A nation should not be judged by how it treats its powerful citizens, but its weakest — and Zambia treats its helpless, vulnerable children like stray dogs, rummaging through garbage dumps.

Plight of the children

In Zambia today hundreds of thousands of children have to beg or are homeless; they have to scrounge for a living in the streets; they have no parents or support of any kind. Look at the numbers of sick children who don't receive any medical attention and the numbers of children who are illiterate.

Think of child prostitution. We share Zambia Episcopal Conference general secretary Fr. Ignatius Mwebe's concerns that services offered by the state are very inadequate to meet needs of children and families. We agree with Fr. Mwebe that this inadequate allocation of resources to children and our people in general is as a result of lack of political will.

We say this because most of the reforms have concentrated on administrative changes but very little has been translated into improved service delivery. There's need to improve capacity of institutions that are supposed to assist children.

The state should strive to ensure that children are brought up in a family environment. Vulnerable families are prone to emotional instability, irresponsibility, separations and divorce. This is not a priest speaking from a pulpit.

We are not and cannot be against the right to divorce, but as responsible and sensitive citizens, we wish that there were more stability in the family, so the less divorce the better. It is because stability really helps the children who are the ones most affected.

As Fr. Mwebe correctly observes, the family is very important in the development of any human being — it is a primary agent of socialisation.

Where the family is unable to provide for the child, it should be assisted by the state to do so. In cases where children do not have families the state should find alternative models of care. After all, children are not only born in a family, they are born in a community, in a nation — and their upbringing should be a collective responsibility of society.

And this is a fact that is even recognised in most of our African traditions or cultures. Our government doesn't have enough resources to give all our people a good standard of life, but it can — in some way — improve welfare assistance to families that are failing to provide for children.

Our children, our people, are our most important natural resource, and we must do everything possible to prepare them for the future. The future of Zambia lies in our children and it will be the one we are capable of creating for them.

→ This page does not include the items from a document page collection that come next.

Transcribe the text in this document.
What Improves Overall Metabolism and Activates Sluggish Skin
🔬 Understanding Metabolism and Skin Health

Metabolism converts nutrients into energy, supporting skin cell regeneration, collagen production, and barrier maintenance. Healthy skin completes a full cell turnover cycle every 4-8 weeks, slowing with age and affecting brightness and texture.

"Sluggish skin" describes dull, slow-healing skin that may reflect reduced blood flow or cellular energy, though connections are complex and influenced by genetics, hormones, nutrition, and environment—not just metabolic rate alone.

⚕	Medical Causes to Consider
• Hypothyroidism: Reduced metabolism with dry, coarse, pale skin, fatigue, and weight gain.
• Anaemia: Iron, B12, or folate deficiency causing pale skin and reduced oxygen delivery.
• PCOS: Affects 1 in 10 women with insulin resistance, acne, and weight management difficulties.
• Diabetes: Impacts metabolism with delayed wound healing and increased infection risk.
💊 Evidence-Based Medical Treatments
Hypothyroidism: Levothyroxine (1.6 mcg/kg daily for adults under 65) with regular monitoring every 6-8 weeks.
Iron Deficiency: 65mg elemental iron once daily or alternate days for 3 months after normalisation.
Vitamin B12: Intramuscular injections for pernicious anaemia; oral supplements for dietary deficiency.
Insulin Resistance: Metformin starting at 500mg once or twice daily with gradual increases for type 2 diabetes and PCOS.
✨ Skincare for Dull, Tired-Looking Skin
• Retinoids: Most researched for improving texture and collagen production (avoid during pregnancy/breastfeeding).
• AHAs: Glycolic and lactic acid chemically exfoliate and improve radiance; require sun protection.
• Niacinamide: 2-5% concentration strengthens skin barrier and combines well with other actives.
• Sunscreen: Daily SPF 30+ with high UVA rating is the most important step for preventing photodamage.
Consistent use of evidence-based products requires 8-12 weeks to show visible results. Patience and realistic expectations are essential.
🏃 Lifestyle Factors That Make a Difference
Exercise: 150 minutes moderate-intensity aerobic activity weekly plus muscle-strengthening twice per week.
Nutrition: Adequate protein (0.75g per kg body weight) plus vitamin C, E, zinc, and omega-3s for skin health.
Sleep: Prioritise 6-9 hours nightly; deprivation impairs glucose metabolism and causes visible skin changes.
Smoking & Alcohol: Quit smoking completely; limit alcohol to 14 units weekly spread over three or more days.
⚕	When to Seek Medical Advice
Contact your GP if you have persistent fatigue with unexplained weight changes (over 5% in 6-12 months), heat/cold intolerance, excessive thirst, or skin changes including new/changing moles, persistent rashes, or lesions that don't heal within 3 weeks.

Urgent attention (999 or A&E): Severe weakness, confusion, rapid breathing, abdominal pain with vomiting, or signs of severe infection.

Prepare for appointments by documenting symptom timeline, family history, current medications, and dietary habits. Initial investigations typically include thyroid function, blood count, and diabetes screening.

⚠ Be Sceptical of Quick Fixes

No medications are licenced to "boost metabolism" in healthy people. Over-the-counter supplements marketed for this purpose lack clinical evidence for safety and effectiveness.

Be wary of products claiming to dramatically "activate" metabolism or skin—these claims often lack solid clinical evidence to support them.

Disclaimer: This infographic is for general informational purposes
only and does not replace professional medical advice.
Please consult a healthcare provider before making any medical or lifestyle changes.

One of our main tasks is and will always be that of developing the new generations, of giving our young people ever more attention not only for them to survive and grow but so as to also instil in them a solid consciousness, a profound sense of duty to their country and humanity. There's need to prepare our young people for the world of the future, which won't be an easy world to live in.

It is completely inconsistent on our government's part to on the one hand call on the young generations to face up to severe difficulties and complex problems created by its economic policies and on the other hand to stand idly by in the face of problems of the kind our young people are facing today.

The responsibility of bringing up and educating children in a nation like ours where over 80 per cent of the population lives in extreme poverty cannot be left to the family alone. It has to be a collective responsibility of the nation.

The issue of street children and orphans should not be left to the market forces, it needs to be addressed by the political and civic authorities of our country.

There's need for the government to address the plight of our vulnerable children. In a country like ours where poverty is so high, even without AIDS, there is still vulnerability of children.

What democracy, human rights or indeed Christianity can Zambians really talk about when close to a million children have to beg or are homeless and scrounge for a living in the streets, swallowing fire or doing other spectacular things to make a living?

What democracy, human rights or indeed Christianity can Zambians really talk about when one looks at the numbers of sick children who don't receive any medical attention and the numbers of children who are illiterate? Think of child prostitution which is becoming generalised in our country!

We are talking about things that, in our opinion, constitute true humanitarianism, the policy of promoting the dignity of human beings and their well-being.